I've looked through YouTube and while I do believe I've found my answer to a question I'm confused over in regards to how to use the quotient rule with the chain rule, I'm still confused in terms of why my answer turned out different.
So, the question is:
$\left(\frac{\sin(x)}{1+\cos(x)}\right)^2$
My work is as follows:
$2\frac{\sin(x)}{1+\cos(x)} \times \frac{\sin(x)}{1+\cos(x)}$
Now, I know for "$\frac{\sin(x)}{1+\cos(x)} $" I got to find the derivative which involves me using the quotient rule.
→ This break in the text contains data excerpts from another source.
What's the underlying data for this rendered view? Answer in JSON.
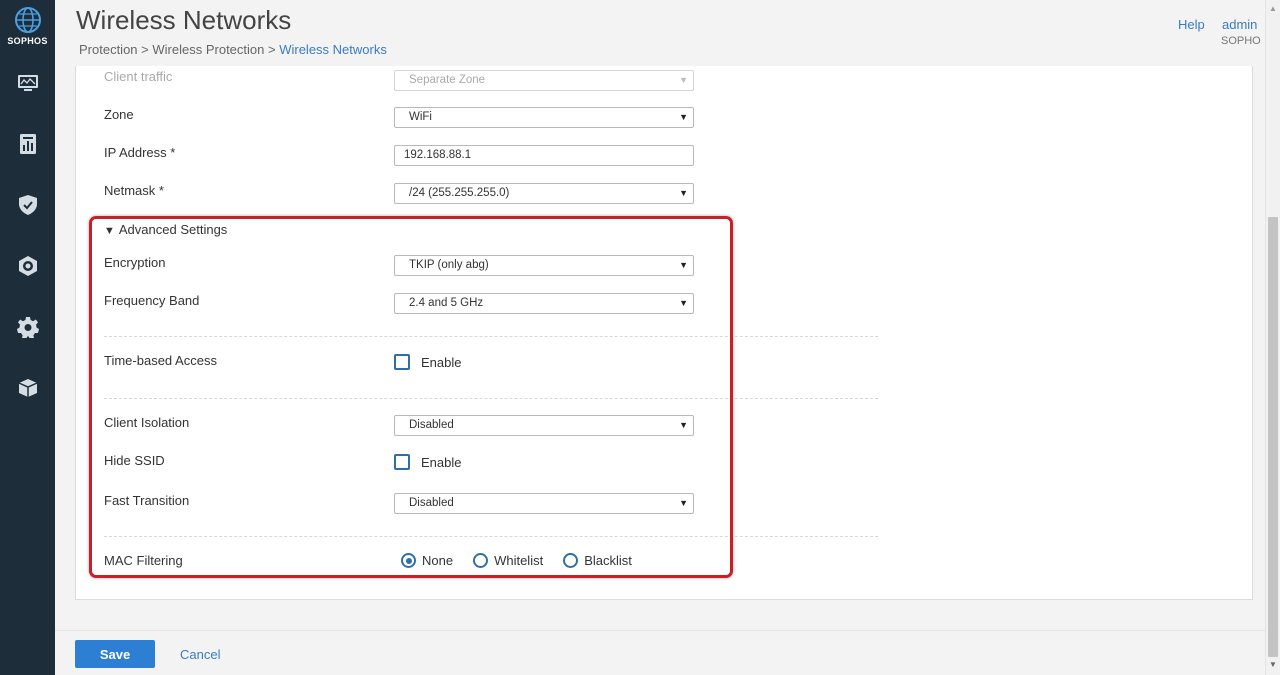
{
  "sidebar": {
    "brand": "SOPHOS",
    "items": [
      {
        "icon": "monitor-icon"
      },
      {
        "icon": "reports-icon"
      },
      {
        "icon": "shield-icon"
      },
      {
        "icon": "protection-icon"
      },
      {
        "icon": "gear-icon"
      },
      {
        "icon": "box-icon"
      }
    ]
  },
  "header": {
    "title": "Wireless Networks",
    "breadcrumb": {
      "part1": "Protection",
      "sep": ">",
      "part2": "Wireless Protection",
      "current": "Wireless Networks"
    },
    "help": "Help",
    "user": "admin",
    "org": "SOPHOS"
  },
  "form": {
    "client_traffic": {
      "label": "Client traffic",
      "value": "Separate Zone"
    },
    "zone": {
      "label": "Zone",
      "value": "WiFi"
    },
    "ip_address": {
      "label": "IP Address *",
      "value": "192.168.88.1"
    },
    "netmask": {
      "label": "Netmask *",
      "value": "/24 (255.255.255.0)"
    },
    "advanced": {
      "toggle_icon": "▼",
      "label": "Advanced Settings",
      "encryption": {
        "label": "Encryption",
        "value": "TKIP (only abg)"
      },
      "frequency_band": {
        "label": "Frequency Band",
        "value": "2.4 and 5 GHz"
      },
      "time_based_access": {
        "label": "Time-based Access",
        "checkbox_label": "Enable",
        "checked": false
      },
      "client_isolation": {
        "label": "Client Isolation",
        "value": "Disabled"
      },
      "hide_ssid": {
        "label": "Hide SSID",
        "checkbox_label": "Enable",
        "checked": false
      },
      "fast_transition": {
        "label": "Fast Transition",
        "value": "Disabled"
      },
      "mac_filtering": {
        "label": "MAC Filtering",
        "options": [
          "None",
          "Whitelist",
          "Blacklist"
        ],
        "selected": "None"
      }
    }
  },
  "footer": {
    "save": "Save",
    "cancel": "Cancel"
  },
  "colors": {
    "sidebar": "#1d2d3a",
    "accent": "#2d7fd3",
    "link": "#3a7cc0",
    "highlight": "#c8202b"
  }
}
So, I end up with (simplified): $\frac{2}{1+\cos(x)^2}$
Now, my final answer in terms of the chain rule is:
$2\frac{\sin(x)}{1+\cos(x)} \times \frac{2}{1+\cos(x)^2}$
Now after further simplifying, I end up with:
$\frac{4\sin(x)}{1+\cos^3(x)}$
I checked my answer in the back of my math textbook but they got the answer of:
$\frac{2\sin(x)}{(1+\cos(x))^2}$
I can see where they got it from, and I too would get the same answer if I did not include the quotient rule. But the thing is, it seems like they did use the quotient rule because otherwise, how could the denominator be squared?
Is my answer correct or incorrect? If so, what went wrong?
I'm following the chain rule formula to solve it.
I've also checked the graphs for my answer and the book's and the graphs are practically identical.
Thank you for your help!
Here is an outline of the general procedure. You can compare with yours to see where you may have gone wrong:
$$y=\left(\frac fg\right)^2$$ $$y' = 2\left(\frac fg\right)\cdot\left(\frac fg\right)'$$ $$= 2\left(\frac fg\right)\cdot\left( \frac{gf'-fg'}{g^2}\right)$$
In your case, $f(x) = \sin(x)$ and $g(x) = 1+\cos x$, so $f'(x) = \cos x$ and $g'(x) = -\sin x$. That means $$y' = 2\left( \frac{\sin x}{1 +\cos x}\right)\left(\frac{(1+\cos x)\cos x - \sin x(-\sin x)}{(1+ \cos x)^2} \right)$$ $$=\frac{2\sin x(\cos x + \cos^2 x + \sin^2 x)}{(1+\cos x)^3}$$ $$=\frac{2\sin x(\cos x + 1)}{(1+\cos x)^3}$$ $$=\frac{2\sin x}{(1+\cos x)^2}$$